Greens’ senator Larissa Waters returned to the upper house Senate for the first time Tuesday since giving birth to her second child, and brought her in for a feed during a vote.

Being able to breastfeed in the chamber follows new rules introduced last year to create a more a “family friendly” parliament in the wake of what has been described as a “baby boom” among politicians.

Under previous rules, children were technically banned.

“In 2003 Kirstie Marshall, a Victorian MP, was ejected from state parliament for breastfeeding her 11-day old baby girl,” Waters added.

Breastfeeding in public 

The issue has become a hot topic in many countries, and female lawmakers have been criticised for taking their babies to parliamentary sessions.

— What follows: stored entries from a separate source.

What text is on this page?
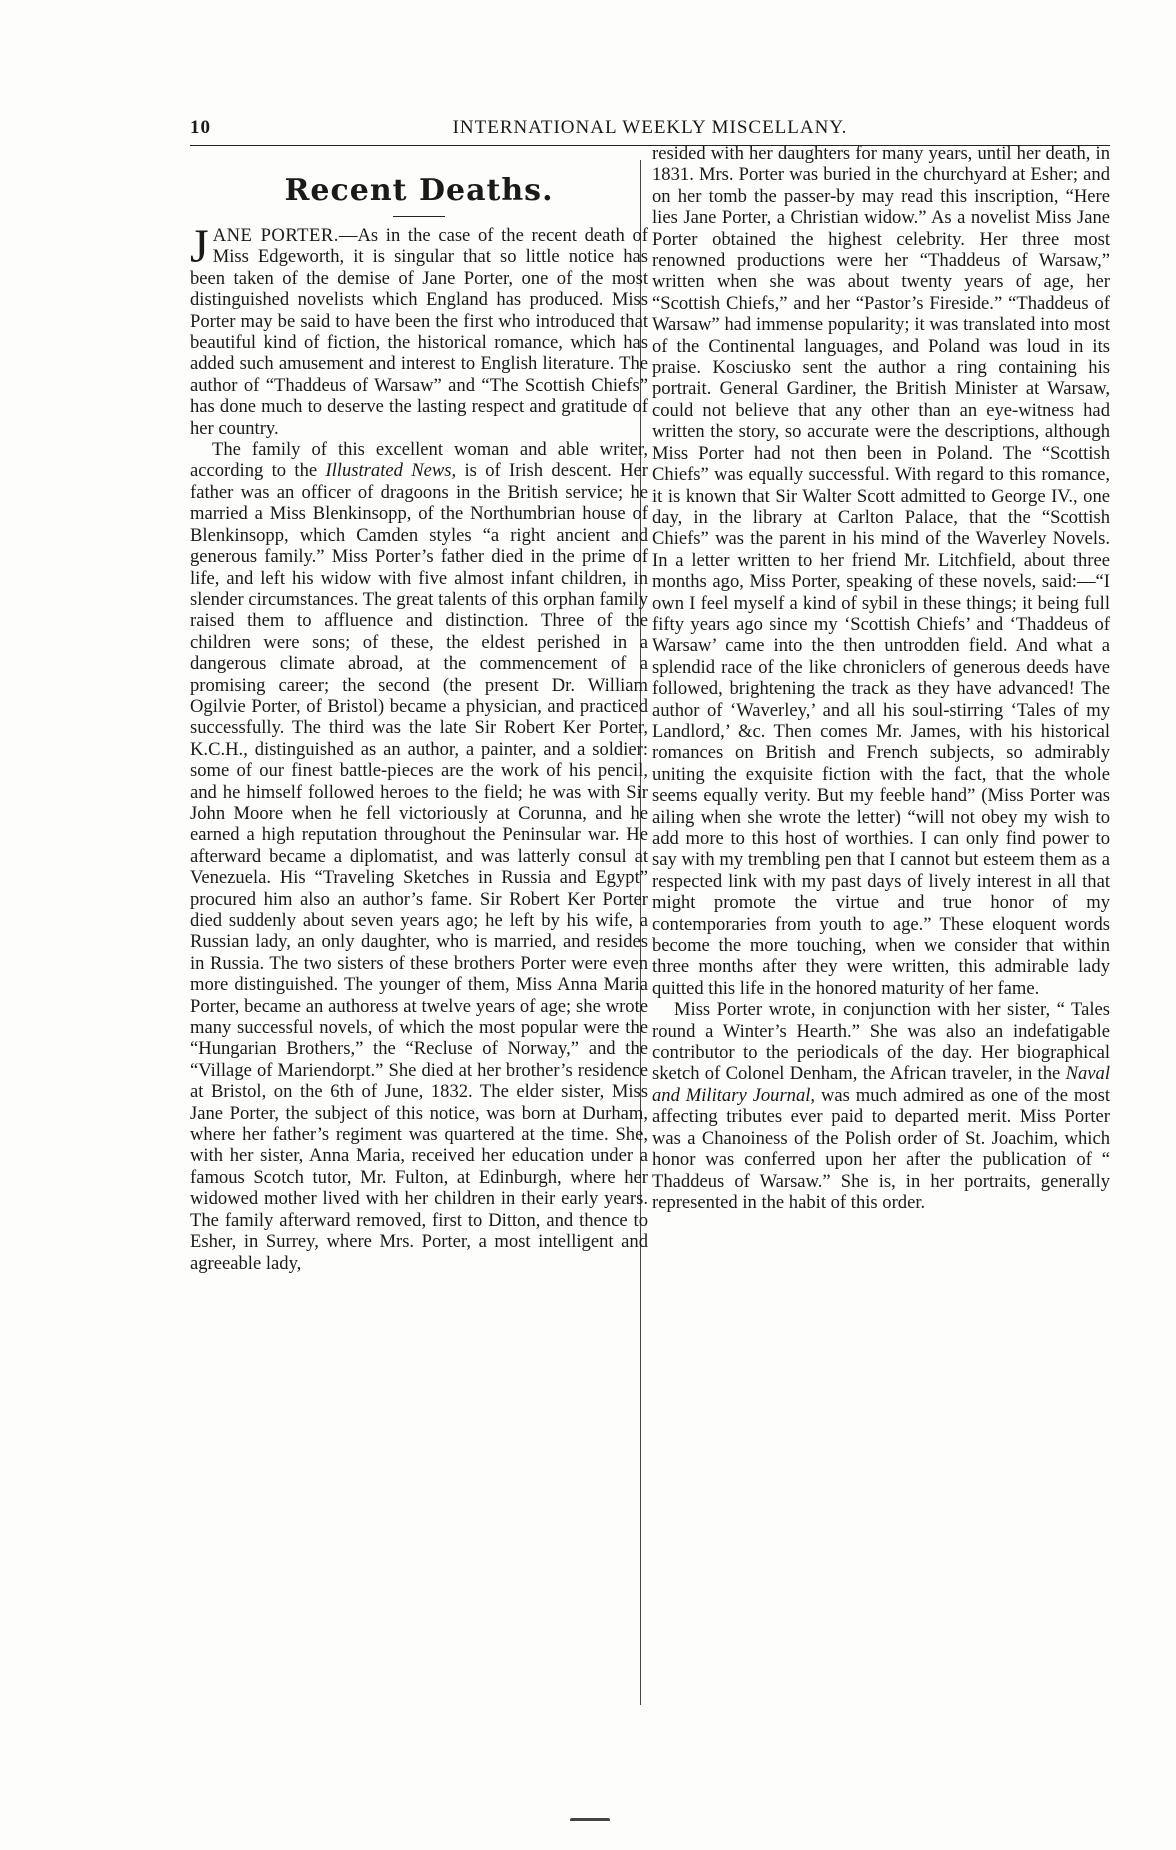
10	INTERNATIONAL WEEKLY MISCELLANY.
Recent Deaths.

JANE PORTER.—As in the case of the recent death of Miss Edgeworth, it is singular that so little notice has been taken of the demise of Jane Porter, one of the most distinguished novelists which England has produced. Miss Porter may be said to have been the first who introduced that beautiful kind of fiction, the historical romance, which has added such amusement and interest to English literature. The author of “Thaddeus of Warsaw” and “The Scottish Chiefs” has done much to deserve the lasting respect and gratitude of her country.

The family of this excellent woman and able writer, according to the Illustrated News, is of Irish descent. Her father was an officer of dragoons in the British service; he married a Miss Blenkinsopp, of the Northumbrian house of Blenkinsopp, which Camden styles “a right ancient and generous family.” Miss Porter’s father died in the prime of life, and left his widow with five almost infant children, in slender circumstances. The great talents of this orphan family raised them to affluence and distinction. Three of the children were sons; of these, the eldest perished in a dangerous climate abroad, at the commencement of a promising career; the second (the present Dr. William Ogilvie Porter, of Bristol) became a physician, and practiced successfully. The third was the late Sir Robert Ker Porter, K.C.H., distinguished as an author, a painter, and a soldier: some of our finest battle-pieces are the work of his pencil, and he himself followed heroes to the field; he was with Sir John Moore when he fell victoriously at Corunna, and he earned a high reputation throughout the Peninsular war. He afterward became a diplomatist, and was latterly consul at Venezuela. His “Traveling Sketches in Russia and Egypt” procured him also an author’s fame. Sir Robert Ker Porter died suddenly about seven years ago; he left by his wife, a Russian lady, an only daughter, who is married, and resides in Russia. The two sisters of these brothers Porter were even more distinguished. The younger of them, Miss Anna Maria Porter, became an authoress at twelve years of age; she wrote many successful novels, of which the most popular were the “Hungarian Brothers,” the “Recluse of Norway,” and the “Village of Mariendorpt.” She died at her brother’s residence at Bristol, on the 6th of June, 1832. The elder sister, Miss Jane Porter, the subject of this notice, was born at Durham, where her father’s regiment was quartered at the time. She, with her sister, Anna Maria, received her education under a famous Scotch tutor, Mr. Fulton, at Edinburgh, where her widowed mother lived with her children in their early years. The family afterward removed, first to Ditton, and thence to Esher, in Surrey, where Mrs. Porter, a most intelligent and agreeable lady,

resided with her daughters for many years, until her death, in 1831. Mrs. Porter was buried in the churchyard at Esher; and on her tomb the passer-by may read this inscription, “Here lies Jane Porter, a Christian widow.” As a novelist Miss Jane Porter obtained the highest celebrity. Her three most renowned productions were her “Thaddeus of Warsaw,” written when she was about twenty years of age, her “Scottish Chiefs,” and her “Pastor’s Fireside.” “Thaddeus of Warsaw” had immense popularity; it was translated into most of the Continental languages, and Poland was loud in its praise. Kosciusko sent the author a ring containing his portrait. General Gardiner, the British Minister at Warsaw, could not believe that any other than an eye-witness had written the story, so accurate were the descriptions, although Miss Porter had not then been in Poland. The “Scottish Chiefs” was equally successful. With regard to this romance, it is known that Sir Walter Scott admitted to George IV., one day, in the library at Carlton Palace, that the “Scottish Chiefs” was the parent in his mind of the Waverley Novels. In a letter written to her friend Mr. Litchfield, about three months ago, Miss Porter, speaking of these novels, said:—“I own I feel myself a kind of sybil in these things; it being full fifty years ago since my ‘Scottish Chiefs’ and ‘Thaddeus of Warsaw’ came into the then untrodden field. And what a splendid race of the like chroniclers of generous deeds have followed, brightening the track as they have advanced! The author of ‘Waverley,’ and all his soul-stirring ‘Tales of my Landlord,’ &c. Then comes Mr. James, with his historical romances on British and French subjects, so admirably uniting the exquisite fiction with the fact, that the whole seems equally verity. But my feeble hand” (Miss Porter was ailing when she wrote the letter) “will not obey my wish to add more to this host of worthies. I can only find power to say with my trembling pen that I cannot but esteem them as a respected link with my past days of lively interest in all that might promote the virtue and true honor of my contemporaries from youth to age.” These eloquent words become the more touching, when we consider that within three months after they were written, this admirable lady quitted this life in the honored maturity of her fame.

Miss Porter wrote, in conjunction with her sister, “ Tales round a Winter’s Hearth.” She was also an indefatigable contributor to the periodicals of the day. Her biographical sketch of Colonel Denham, the African traveler, in the Naval and Military Journal, was much admired as one of the most affecting tributes ever paid to departed merit. Miss Porter was a Chanoiness of the Polish order of St. Joachim, which honor was conferred upon her after the publication of “ Thaddeus of Warsaw.” She is, in her portraits, generally represented in the habit of this order.
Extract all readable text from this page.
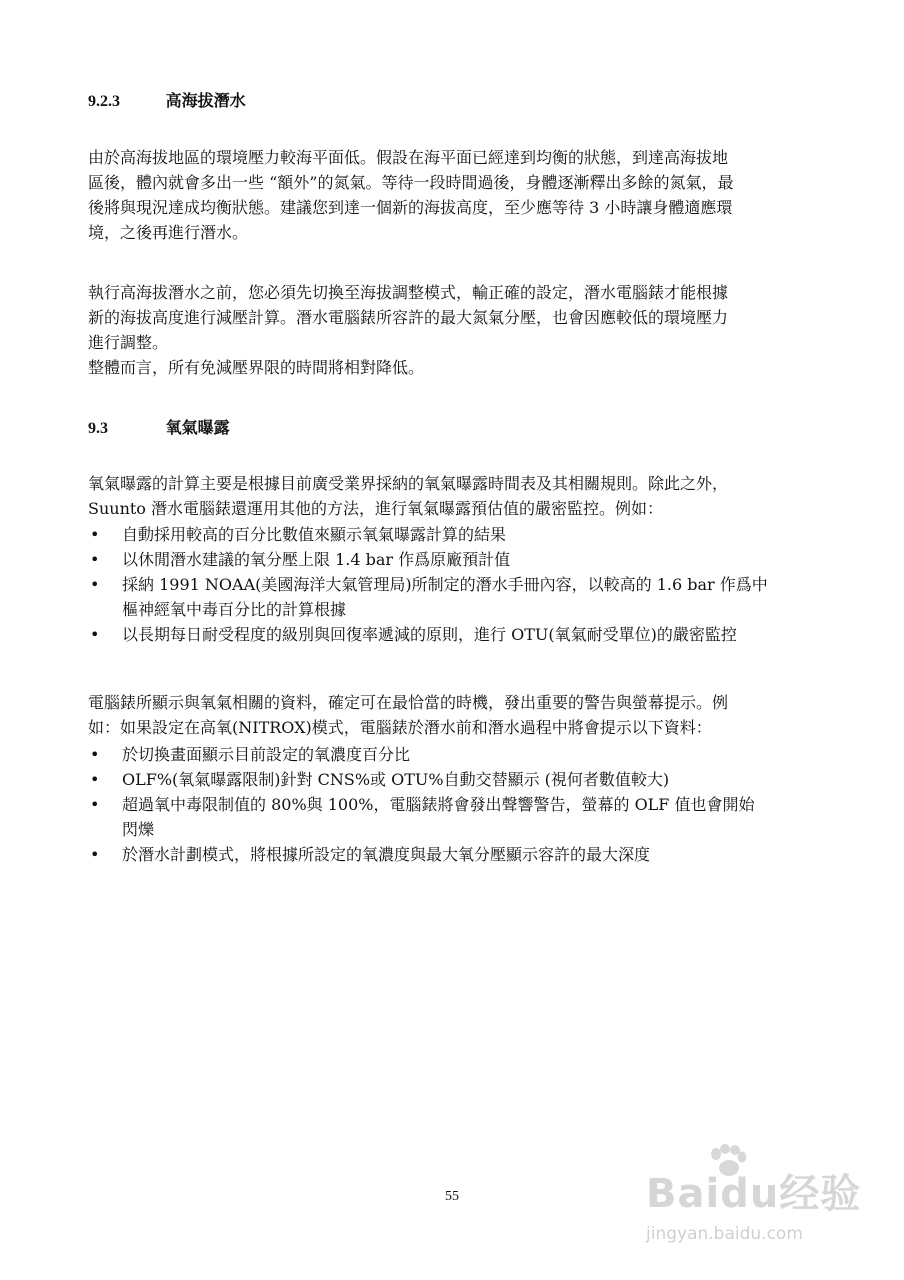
9.2.3	高海拔潛水

由於高海拔地區的環境壓力較海平面低。假設在海平面已經達到均衡的狀態，到達高海拔地
區後，體內就會多出一些 “額外”的氮氣。等待一段時間過後，身體逐漸釋出多餘的氮氣，最
後將與現況達成均衡狀態。建議您到達一個新的海拔高度，至少應等待 3 小時讓身體適應環
境，之後再進行潛水。

執行高海拔潛水之前，您必須先切換至海拔調整模式，輸正確的設定，潛水電腦錶才能根據
新的海拔高度進行減壓計算。潛水電腦錶所容許的最大氮氣分壓，也會因應較低的環境壓力
進行調整。
整體而言，所有免減壓界限的時間將相對降低。

9.3	氧氣曝露

氧氣曝露的計算主要是根據目前廣受業界採納的氧氣曝露時間表及其相關規則。除此之外，
Suunto 潛水電腦錶還運用其他的方法，進行氧氣曝露預估值的嚴密監控。例如：

• 自動採用較高的百分比數值來顯示氧氣曝露計算的結果
• 以休閒潛水建議的氧分壓上限 1.4 bar 作爲原廠預計值
• 採納 1991 NOAA(美國海洋大氣管理局)所制定的潛水手冊內容，以較高的 1.6 bar 作爲中
樞神經氧中毒百分比的計算根據
• 以長期每日耐受程度的級別與回復率遞減的原則，進行 OTU(氧氣耐受單位)的嚴密監控

電腦錶所顯示與氧氣相關的資料，確定可在最恰當的時機，發出重要的警告與螢幕提示。例
如：如果設定在高氧(NITROX)模式，電腦錶於潛水前和潛水過程中將會提示以下資料：

• 於切換畫面顯示目前設定的氧濃度百分比
• OLF%(氧氣曝露限制)針對 CNS%或 OTU%自動交替顯示 (視何者數值較大)
• 超過氧中毒限制值的 80%與 100%，電腦錶將會發出聲響警告，螢幕的 OLF 值也會開始
閃爍
• 於潛水計劃模式，將根據所設定的氧濃度與最大氧分壓顯示容許的最大深度
55	Baidu经验
jingyan.baidu.com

Last year, a politician in Iceland spoke in parliament while breastfeeding her baby daughter, and infants are allowed in the European and Spanish parliaments.

Labor frontbencher Katy Gallagher said the moment deserved to be acknowledged. “Women have been doing it in parliaments around the world… It is great to see it is able to occur now in the Senate,” she told Sky News.

“Women are going to continue to have babies and if they want to do their job and be at work and look after their baby… the reality is we are going to have to accommodate that.”